08-16-2017 Sullygram

Purple flowers throbbing at twilight are like catnip for my soul! When I see them bunched against a clapboard barn or smoldering above the pinks and crimsons in a ghostly garden, it’s like a magical gateway to the coming of night. My blood turns electric and my heart churns with romantic – make that erotic – passion.

The glow scales deeper with dusk. You feel warmth, and the rainbow phosphorescence takes on an elfin intimacy. Flowers huddle closer in the gloom like the faces of munchkins awaiting “Up curtain!” in a moonlit Oz. You just have to be enchanted by that, have to linger in passing. Driving hidden lanes past quiet ponds and vast fields sweeping up to gnarled forests is addictive for me. I really, really, really love my life.

And you, sir or madam, how do your afterdays go? You may think you’re too exhausted to enjoy the music of the night, but perhaps you are only bored. Feeling that you are merely existing can do that. So can the world coming at you in humdrum rituals devoid of imagination and looking endlessly the same. Tut, tut. It is not the same. You are letting yourself see it the same. Change. Carve yourself a sanctuary or two. Shun the agents of tedium. Whether it’s people or routines, don’t let them rob your 20-20 inner vision blind.
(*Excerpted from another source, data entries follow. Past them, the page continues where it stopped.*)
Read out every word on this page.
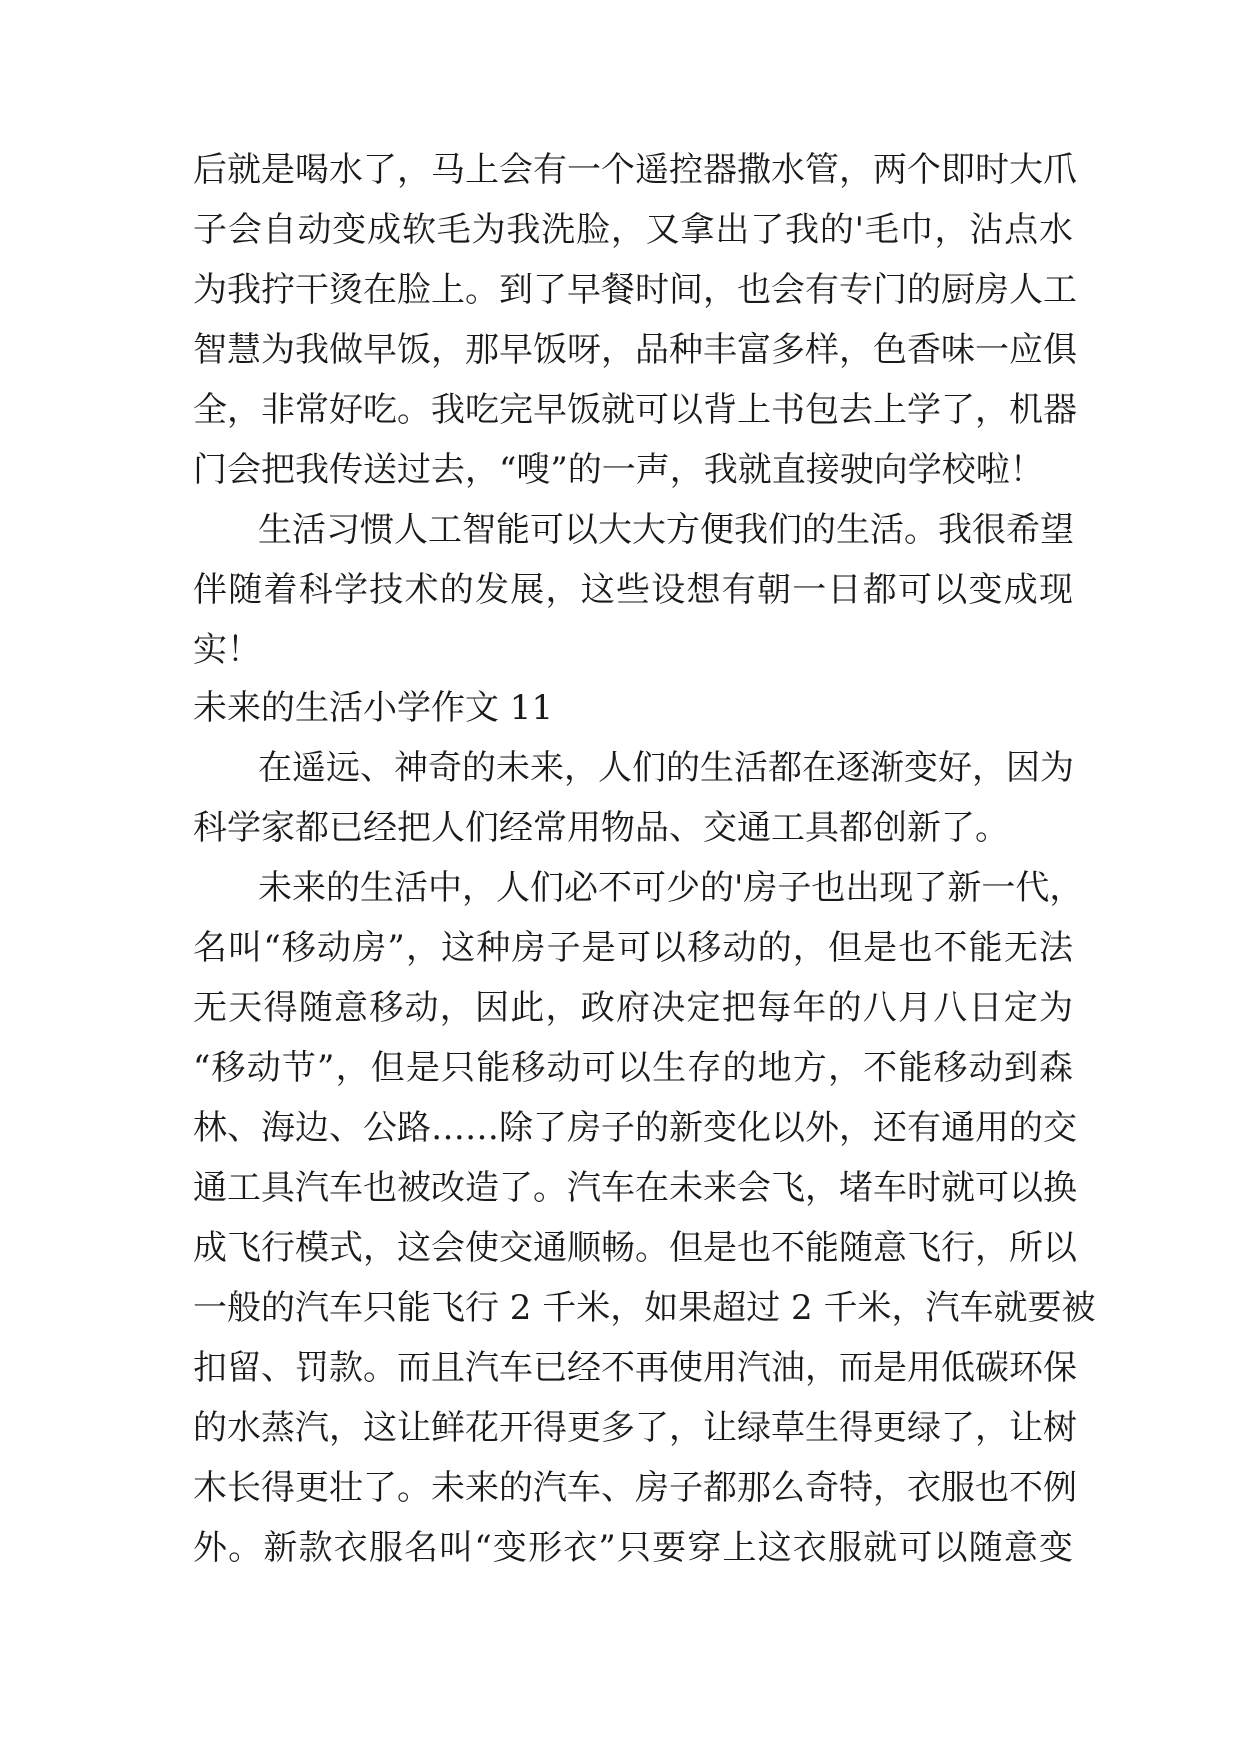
后就是喝水了，马上会有一个遥控器撒水管，两个即时大爪
子会自动变成软毛为我洗脸，又拿出了我的'毛巾，沾点水
为我拧干烫在脸上。到了早餐时间，也会有专门的厨房人工
智慧为我做早饭，那早饭呀，品种丰富多样，色香味一应俱
全，非常好吃。我吃完早饭就可以背上书包去上学了，机器
门会把我传送过去，“嗖”的一声，我就直接驶向学校啦！
生活习惯人工智能可以大大方便我们的生活。我很希望
伴随着科学技术的发展，这些设想有朝一日都可以变成现
实！
未来的生活小学作文 11
在遥远、神奇的未来，人们的生活都在逐渐变好，因为
科学家都已经把人们经常用物品、交通工具都创新了。
未来的生活中，人们必不可少的'房子也出现了新一代，
名叫“移动房”，这种房子是可以移动的，但是也不能无法
无天得随意移动，因此，政府决定把每年的八月八日定为
“移动节”，但是只能移动可以生存的地方，不能移动到森
林、海边、公路……除了房子的新变化以外，还有通用的交
通工具汽车也被改造了。汽车在未来会飞，堵车时就可以换
成飞行模式，这会使交通顺畅。但是也不能随意飞行，所以
一般的汽车只能飞行 2 千米，如果超过 2 千米，汽车就要被
扣留、罚款。而且汽车已经不再使用汽油，而是用低碳环保
的水蒸汽，这让鲜花开得更多了，让绿草生得更绿了，让树
木长得更壮了。未来的汽车、房子都那么奇特，衣服也不例
外。新款衣服名叫“变形衣”只要穿上这衣服就可以随意变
Tell you a story. I had a couple of boyhood friends who were as different from each other as night and day. One was well-off, well-traveled, denied nothing in the way of camps, lessons, after-school events, tutors, group activities, organizations –structured stuff. The other was as poor as the proverbial church mouse, though I don’t think his family ever went to church. If it bothered him that he was pretty much on his own, you never knew it. He played pickup football in the field behind the library and tagged along with the gang to whatever was free. When the price of a ticket came into it or the necessity of something fashionable to wear to a dance or a party, he was a no-show.

Back to the young scion. Almost by default he rode the fast track and gathered all the testimonials of popularity you could list in a school yearbook. He captained the teams he was on and was a class president at least twice. It seemed only fitting that he dated the prettiest girls and had the best toys beginning with a Sears & Roebuck’s treehouse and ending a decade later with a yellow convertible in the high school parking lot. His polar opposite meanwhile ended that same decade still riding the rattletrap two-wheeler he had received secondhand in 7th grade. I remember being in a bus on the way to a cider mill outing and passing him as he was kicking a football and chasing it himself in Birney Park.

Well, you can probably guess where this is going. My anointed schoolmate with the charmed life was still rich last I heard but paying off his second wife and no doubt providing child support for three heirs. Alcohol and gambling played big in his business failures, and I heard he tried to commit suicide before he found religion.

My less celebrated friend is not rich, but he sells real estate out of a house he shares with a wife and daughter. They tell me he is quite innovative and much sought after as a session musician. He invented a game and has a partner who is supposed to be good at marketing. In his spare time, he fixes bikes that kids bring to him.

Moral: no moral. OK…a little moral, my point going back to paragraph three being that anything that forces you to live by your imagination and individuality can’t be all bad, whereas prescribed paths, no matter how well paved with social sanction and conformity, can be death to the soul. Like I said, carve yourself a sanctuary.

You might find a few sanctuaries in the photos below, beginning with #1 a typical small town church here in Minnesota; #2 and that’s my lad Shane/Sean/the Boy Child back when he was a child actor (I think this still photo is from “Tom Sawyer”); #3 one of the many ranches around the Twin Cities; #4-5 fields and ponds go together, but not people and alligators (‘gator photo taken by Linda Tyldesley); #6 that’s Norby Nation’s youngest – Peter the Great – practicing to become a Steeple Jack; #7-8 and my own grandlad Famous Seamus on his birthday; #9-11 some more nature shots I’m blessed to see; #12  and finally a blast-from-the-past shot of my “cuz” Mary Jo, a.k.a. Wampus, and yours truly, a.k.a. Treesqueak. Have no idea where we were going, but when we ran away from home it was always in style (…for the 1800s).

The sands of summer’s hourglass are rapidly draining away and I have so much left to get to, including some state-hopping that will include Michigan. Must hug those dear to me and let communication perform its magic.

Speaking of which, how is it that communication became a lost art? We have such limited repertoires of creativity these days – so little in the way of wit and imagination. Political correctness has poisoned style. We are dumbed down by decades of indoctrination and paralyzed by propaganda to the point where we do not dare exhibit flare. Sensitivity is our catechism and to become a victim is somehow the highest level of moral purity. Equality of opportunity has become equality of outcomes. The good news is you can always declare independence from conformity and groupthink. You can still stand outside the box alone or flee with a soulmate back into the Garden of Eden where you can step on the snake and grow your own apples certified organic. Peace in Paradise. No groupthink. No Original Sin, just Original Thought.  And if love turns from passionate to practical, you’re doing it wrong.